Feel an urge to get away to a sunny clime? How about Puerto Vallarta, Mexico? You might be able to get a round-trip ticket for $169.
Not so fast. There's a catch. The taxes and fees on that trip will be $82.61, bringing your $169 fare to $251.61.
Welcome to the new world of air travel, in which the fare is just the beginning of what you'll pay for a ticket. From now on, travelers will have to make their decisions based on fares and fees.
"A lot of (the fees) are new, and a lot of them have gone up enormously," said George Wozniak, owner of Hobbit Travel, a Minneapolis discount fare agency. "Before, they used to be $2, $1, $1.25. It wasn't any big deal. It added up to be $15 or $20. Now all of a sudden it's $80 or $90."
The average traveler would have to be a first-class sleuth to find out exactly what those fees are and where the money goes. Airlines might tell you what the fee total is, as Northwest Airlines does on its Web site, but the fees are not likely to be broken down.
You might find them in a jumble of indecipherable code or in the fine print: "Fees do not include departure/arrival/customs and immigration fees of up to $140."

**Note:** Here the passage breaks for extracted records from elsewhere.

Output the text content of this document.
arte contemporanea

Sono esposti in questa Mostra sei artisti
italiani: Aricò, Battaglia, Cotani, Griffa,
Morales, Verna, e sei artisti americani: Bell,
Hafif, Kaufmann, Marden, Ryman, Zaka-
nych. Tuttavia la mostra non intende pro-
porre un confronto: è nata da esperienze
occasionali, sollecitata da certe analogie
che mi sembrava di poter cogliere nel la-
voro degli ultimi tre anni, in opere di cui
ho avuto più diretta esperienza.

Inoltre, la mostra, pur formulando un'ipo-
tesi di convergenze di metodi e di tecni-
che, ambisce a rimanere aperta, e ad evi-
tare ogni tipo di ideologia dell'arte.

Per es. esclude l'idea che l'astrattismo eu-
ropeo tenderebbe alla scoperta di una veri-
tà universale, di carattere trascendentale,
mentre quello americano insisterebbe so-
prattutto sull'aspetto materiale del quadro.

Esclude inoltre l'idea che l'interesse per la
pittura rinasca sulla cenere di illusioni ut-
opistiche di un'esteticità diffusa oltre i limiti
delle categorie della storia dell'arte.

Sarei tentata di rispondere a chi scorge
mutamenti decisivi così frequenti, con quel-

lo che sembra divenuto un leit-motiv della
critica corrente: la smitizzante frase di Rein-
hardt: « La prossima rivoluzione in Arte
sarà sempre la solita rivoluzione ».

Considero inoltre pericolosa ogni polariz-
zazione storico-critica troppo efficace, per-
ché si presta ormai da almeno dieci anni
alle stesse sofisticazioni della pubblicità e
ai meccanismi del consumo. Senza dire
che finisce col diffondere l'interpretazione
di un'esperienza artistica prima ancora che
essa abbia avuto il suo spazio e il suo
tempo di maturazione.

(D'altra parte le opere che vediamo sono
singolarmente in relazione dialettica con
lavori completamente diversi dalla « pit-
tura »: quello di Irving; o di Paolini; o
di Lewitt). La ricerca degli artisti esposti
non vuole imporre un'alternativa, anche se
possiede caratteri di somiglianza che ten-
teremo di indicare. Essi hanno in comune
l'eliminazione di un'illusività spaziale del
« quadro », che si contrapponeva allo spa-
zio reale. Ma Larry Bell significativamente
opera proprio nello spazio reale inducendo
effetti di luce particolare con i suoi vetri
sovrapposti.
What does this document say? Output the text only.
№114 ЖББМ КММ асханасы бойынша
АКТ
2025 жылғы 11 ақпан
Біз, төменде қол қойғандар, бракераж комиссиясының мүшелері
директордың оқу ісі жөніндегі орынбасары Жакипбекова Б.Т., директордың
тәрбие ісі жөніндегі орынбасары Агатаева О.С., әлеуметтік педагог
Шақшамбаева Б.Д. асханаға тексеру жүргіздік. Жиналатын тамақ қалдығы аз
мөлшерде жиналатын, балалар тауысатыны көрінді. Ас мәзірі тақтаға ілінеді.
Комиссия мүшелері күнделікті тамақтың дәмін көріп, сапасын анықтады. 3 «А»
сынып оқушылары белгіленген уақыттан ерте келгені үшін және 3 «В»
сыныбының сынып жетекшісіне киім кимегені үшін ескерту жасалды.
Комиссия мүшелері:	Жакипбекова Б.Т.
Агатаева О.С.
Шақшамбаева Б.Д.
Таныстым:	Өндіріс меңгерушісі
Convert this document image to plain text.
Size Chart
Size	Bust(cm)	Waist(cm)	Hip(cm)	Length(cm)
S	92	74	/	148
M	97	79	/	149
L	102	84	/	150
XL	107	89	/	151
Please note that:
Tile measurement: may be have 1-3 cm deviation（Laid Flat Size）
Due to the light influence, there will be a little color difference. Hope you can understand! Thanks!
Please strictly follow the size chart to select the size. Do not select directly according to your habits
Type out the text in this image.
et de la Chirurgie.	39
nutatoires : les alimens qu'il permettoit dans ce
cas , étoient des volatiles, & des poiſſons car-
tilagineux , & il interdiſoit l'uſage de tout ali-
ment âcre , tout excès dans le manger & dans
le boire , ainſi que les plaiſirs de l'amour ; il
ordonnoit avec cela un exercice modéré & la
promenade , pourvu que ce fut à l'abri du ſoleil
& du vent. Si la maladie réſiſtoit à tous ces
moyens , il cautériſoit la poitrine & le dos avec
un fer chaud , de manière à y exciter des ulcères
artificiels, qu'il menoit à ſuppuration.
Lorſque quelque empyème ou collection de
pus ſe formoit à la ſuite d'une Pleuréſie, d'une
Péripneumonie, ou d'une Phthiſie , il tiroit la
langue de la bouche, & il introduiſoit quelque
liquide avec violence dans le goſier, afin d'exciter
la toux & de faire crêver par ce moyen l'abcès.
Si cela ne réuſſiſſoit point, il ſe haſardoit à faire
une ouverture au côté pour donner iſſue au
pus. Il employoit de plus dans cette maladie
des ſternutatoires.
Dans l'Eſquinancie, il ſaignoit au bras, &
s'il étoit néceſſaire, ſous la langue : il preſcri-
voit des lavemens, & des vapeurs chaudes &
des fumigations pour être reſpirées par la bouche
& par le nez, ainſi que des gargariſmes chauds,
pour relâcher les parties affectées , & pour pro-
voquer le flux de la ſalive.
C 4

Even travelers who are shocked might remain clueless, given that not even the Federal Aviation Administration (FAA) keeps track of these fees. The agency is concerned only about the one fee it administers, the passenger facility charge, said spokesman Jim Tise.
The Air Transport Association (ATA), a trade group representing the airlines, keeps a list of fees, but how's a traveler to know that? The best bet is to enlist the help of a travel agent.
One thing is certain: Fees and taxes take billions of dollars out of travelers' pockets annually.
"Isn't it interesting how they've decided that that all of these tickets are cash cows?" Wozniak said.
Here are some of the fees and what they're for. They're nothing to moo at:
Security service fee: This is the newest fee. Travelers will pay up to $10 per trip for the privilege of being scanned, screened, frisked and otherwise given a good going-over at new security gates around the country.
It'll cost $2.50 for each segment of your trip, for a maximum $5 one way and $10 round trip. It applies to all domestic and foreign flights originating in the United States, including trips earned with frequent flier miles.
The fee was Congress' response to the Sept. 11 attacks. Requiring the federal government to take over security, Congress imposed this fee to pay for it. Airports will have federal security directors, who will hire and train security personnel, oversee security procedures and coordinate law enforcement.
Passenger facility charge: This is an old-timer among fees. It is collected by airlines and turned over to airports to be used to expand and upgrade facilities.
For years it was up to $3 per segment flown, for a maximum of $12 per trip. Now it's up to $4.50 per segment, for a maximum of $18.
The fee is not mandatory, said Tony Molinaro, regional FAA spokesman. "That's something airports are allowed to put on if they want to." And most airports do, he said. "As soon as they get a (new) maximum, they go right to it."
Segment tax: Sometimes called a federal excise tax. It started out at $1 and kept going up. Now it's $3, with a $12 maximum.
The money goes to the Aviation Trust Fund, created in 1970 to improve aviation systems. Congress started snooping two years ago because $7.5 billion was sitting in the fund unused.
Federal ticket tax: This tax, once 10 percent of the ticket price, died out for a while. It came back in 1999 as 7.5 percent of the ticket price. This money also goes into the Aviation Trust Fund. It applies only to flights within the United States.
So how do all these fees add up? Northwest's average domestic ticket costs $274, said Paul Dailey, the airline's domestic pricing manager. Add the 7.5 percent excise tax ($20.55), the passenger facility charge ($18, including one stop each way), segment taxes ($12), security fee ($10).
Now you have a ticket that costs $334.55. Northwest is absorbing a $4.20 fuel cost per ticket.
At some point, Dailey said, some people will turn away from travel because of the price of the ticket, "and a big portion of their ticket costs are going to be these taxes."
They add 22 percent to the price of that $274 ticket, Northwest spokesman Kurt Ebenhoch points out.
Wait, it gets worse
There's a whole other set of fees for trips abroad.
International departure and arrival taxes: These are a no-brainer for the United States and other countries. People arrive at one of your airports, or they leave one of your airports, and they have no choice but to pay your taxes.
But these taxes are a double whammy for travelers.
"Keep in mind when you're traveling internationally, you are paying taxes for two countries," said Steve Loucks, spokesman for Carlson Wagonlit Travel in Minneapolis.
In the United States these taxes are $12.80 each way. They apply to U.S. territories such as Puerto Rico and the Virgin Islands as well as to other countries.
Customs fees, etc.: Each traveler who arrives on U.S. soil from another country pays a $5 customs fee, a $6 immigration fee and a $3 agriculture fee. Perhaps the latter buys biscuits for the food-sniffing beagles.
How big a bite do these fees take on a trip abroad? For a trip to London in March, a $340 fare became $442.46 with the addition of $102.46 in taxes and fees.